Pénétrer la complexité du conflit malien je ne le puis. Les stratégies de l’Empire sont tellement récurrentes, prendre des gens qui hier s’entendaient en bons voisins, et même en bons amis, monter les groupes les uns contre les autres, fabriquer des ennemis intérieurs, en importer de l’extérieur. Et forcer « l’opinion publique internationale » à choisir une cause parfois entre deux - ou plus de - causes tout aussi indéfendables les unes que les autres.

Désolée, je suis farouchement opposée à toute intervention de l’empire, parce que j’en connais les motivations, les méthodes et les conséquences désastreuses, et je refuse d’entrer dans ce jeu qui me force à définir des bons et des méchants selon leur règle. Je suis du camp de ceux qui se retrouvent pris entre deux feux d’un combat qu’ils n’ont pas voulu parce qu’ils savent bien que la guerre est toujours la pire réponse à un conflit, et jamais une solution, je suis du camp du juif israélien tabassé et emprisonné par la police de son pays pour s’être uni à la lutte de son frère palestinien.

Je suis du camp des Lubumba qui se lèvent pour libérer la parole d’un peuple. Qui ne peuvent accepter que Baudouin roi des Belge accordant au Congo une indépendance de façade parle d’œuvre de civilisation là où il est question de meurtres, d’esclavagisme, de mains coupées, de viol et de pillages. Quand se lève l’homme noir pour dire à l’homme blanc qu’il se trompe et qu’il ment la punition ne se fait pas attendre, ils ont tué Patrice Lubumba. Ils ont dissous son corps dans l’acide.


Je suis du camp des Sankara, l’auteur de ces paroles auxquelles il n’a pas survécu.

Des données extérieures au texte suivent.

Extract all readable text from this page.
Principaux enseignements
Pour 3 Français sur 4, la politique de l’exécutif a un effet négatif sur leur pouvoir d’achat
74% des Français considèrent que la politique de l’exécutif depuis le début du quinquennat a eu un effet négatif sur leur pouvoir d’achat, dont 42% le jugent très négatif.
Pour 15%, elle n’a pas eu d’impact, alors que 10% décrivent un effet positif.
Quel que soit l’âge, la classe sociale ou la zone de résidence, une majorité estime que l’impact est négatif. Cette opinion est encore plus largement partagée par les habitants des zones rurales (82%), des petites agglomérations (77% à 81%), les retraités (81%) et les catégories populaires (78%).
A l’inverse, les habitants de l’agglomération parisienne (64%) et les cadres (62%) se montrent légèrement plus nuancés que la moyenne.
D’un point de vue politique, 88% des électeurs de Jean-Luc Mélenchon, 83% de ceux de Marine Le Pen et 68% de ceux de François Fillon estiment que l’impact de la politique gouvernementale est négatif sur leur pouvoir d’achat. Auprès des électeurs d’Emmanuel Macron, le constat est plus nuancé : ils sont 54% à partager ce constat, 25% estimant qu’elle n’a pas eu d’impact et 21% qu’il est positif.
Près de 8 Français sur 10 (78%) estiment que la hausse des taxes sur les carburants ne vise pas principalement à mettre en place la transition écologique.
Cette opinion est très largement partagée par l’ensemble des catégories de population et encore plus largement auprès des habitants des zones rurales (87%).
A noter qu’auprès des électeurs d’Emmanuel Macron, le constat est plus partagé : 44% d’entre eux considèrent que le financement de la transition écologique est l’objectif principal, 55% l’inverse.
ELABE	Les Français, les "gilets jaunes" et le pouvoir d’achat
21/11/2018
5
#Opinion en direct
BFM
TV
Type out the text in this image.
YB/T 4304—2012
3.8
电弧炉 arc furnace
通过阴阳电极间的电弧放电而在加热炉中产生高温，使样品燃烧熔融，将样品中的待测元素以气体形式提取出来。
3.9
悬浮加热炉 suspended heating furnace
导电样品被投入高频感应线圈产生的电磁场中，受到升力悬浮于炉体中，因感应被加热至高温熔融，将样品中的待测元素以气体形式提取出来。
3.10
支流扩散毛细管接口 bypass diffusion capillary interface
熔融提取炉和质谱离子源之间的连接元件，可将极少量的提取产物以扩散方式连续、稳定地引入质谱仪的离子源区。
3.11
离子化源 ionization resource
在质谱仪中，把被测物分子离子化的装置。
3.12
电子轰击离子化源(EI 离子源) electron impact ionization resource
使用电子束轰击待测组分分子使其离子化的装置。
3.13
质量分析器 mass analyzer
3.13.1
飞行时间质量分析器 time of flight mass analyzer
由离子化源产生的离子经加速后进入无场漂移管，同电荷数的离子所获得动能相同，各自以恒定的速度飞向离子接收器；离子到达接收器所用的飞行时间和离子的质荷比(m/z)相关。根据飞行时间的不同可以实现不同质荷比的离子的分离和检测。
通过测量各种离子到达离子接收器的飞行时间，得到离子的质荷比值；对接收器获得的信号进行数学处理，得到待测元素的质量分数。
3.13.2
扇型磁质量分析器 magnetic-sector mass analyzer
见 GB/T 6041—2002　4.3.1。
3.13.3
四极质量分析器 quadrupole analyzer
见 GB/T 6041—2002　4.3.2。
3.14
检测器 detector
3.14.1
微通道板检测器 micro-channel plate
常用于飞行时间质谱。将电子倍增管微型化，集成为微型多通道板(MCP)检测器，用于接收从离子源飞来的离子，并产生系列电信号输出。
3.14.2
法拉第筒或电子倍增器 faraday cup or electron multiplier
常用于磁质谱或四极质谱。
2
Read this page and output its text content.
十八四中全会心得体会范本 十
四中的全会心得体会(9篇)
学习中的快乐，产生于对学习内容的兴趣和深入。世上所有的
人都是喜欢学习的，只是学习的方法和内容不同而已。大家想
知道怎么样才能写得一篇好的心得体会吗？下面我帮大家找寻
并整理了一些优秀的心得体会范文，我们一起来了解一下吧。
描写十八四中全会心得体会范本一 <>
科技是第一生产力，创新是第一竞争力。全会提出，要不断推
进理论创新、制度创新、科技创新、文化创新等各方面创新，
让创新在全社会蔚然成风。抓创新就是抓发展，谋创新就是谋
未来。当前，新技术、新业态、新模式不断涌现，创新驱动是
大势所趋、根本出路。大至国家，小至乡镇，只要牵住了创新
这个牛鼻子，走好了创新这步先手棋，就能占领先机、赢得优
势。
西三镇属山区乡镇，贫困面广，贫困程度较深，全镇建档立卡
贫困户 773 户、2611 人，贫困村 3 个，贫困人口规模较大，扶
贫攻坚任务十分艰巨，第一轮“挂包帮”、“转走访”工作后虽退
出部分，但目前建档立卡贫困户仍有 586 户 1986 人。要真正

« De cette façon nous pourrions dire aux autres qu’en refusant de payer la dette nous ne rentrons pas dans une démarche belliqueuse, au contraire, mais dans une démarche fraternelle pour dire ce qui est. Du reste les masses populaires en Europe ne sont pas opposées aux masses populaires en Afrique, mais ceux qui veulent exploiter l’Afrique ce sont les mêmes qui exploitent l’Europe, nous avons un ennemi commun. » 

.

En lisant ces paroles de Thomas Sankara, nous ne pouvons que constater l’échec du projet de gauche, comme il se concevait à l’époque. S’il avait réussi jamais nous n’aurions été sommés de choisir entre nos amis ou nos alliés par notre ennemi commun. Ce projet de gauche était celui d’une grande alliance des Peuples qui aurait depuis longtemps du faire barrage aux avancées néolibérales et les renvoyer aux oubliettes de l’histoire dès qu’elles ont pointé le bout du nez.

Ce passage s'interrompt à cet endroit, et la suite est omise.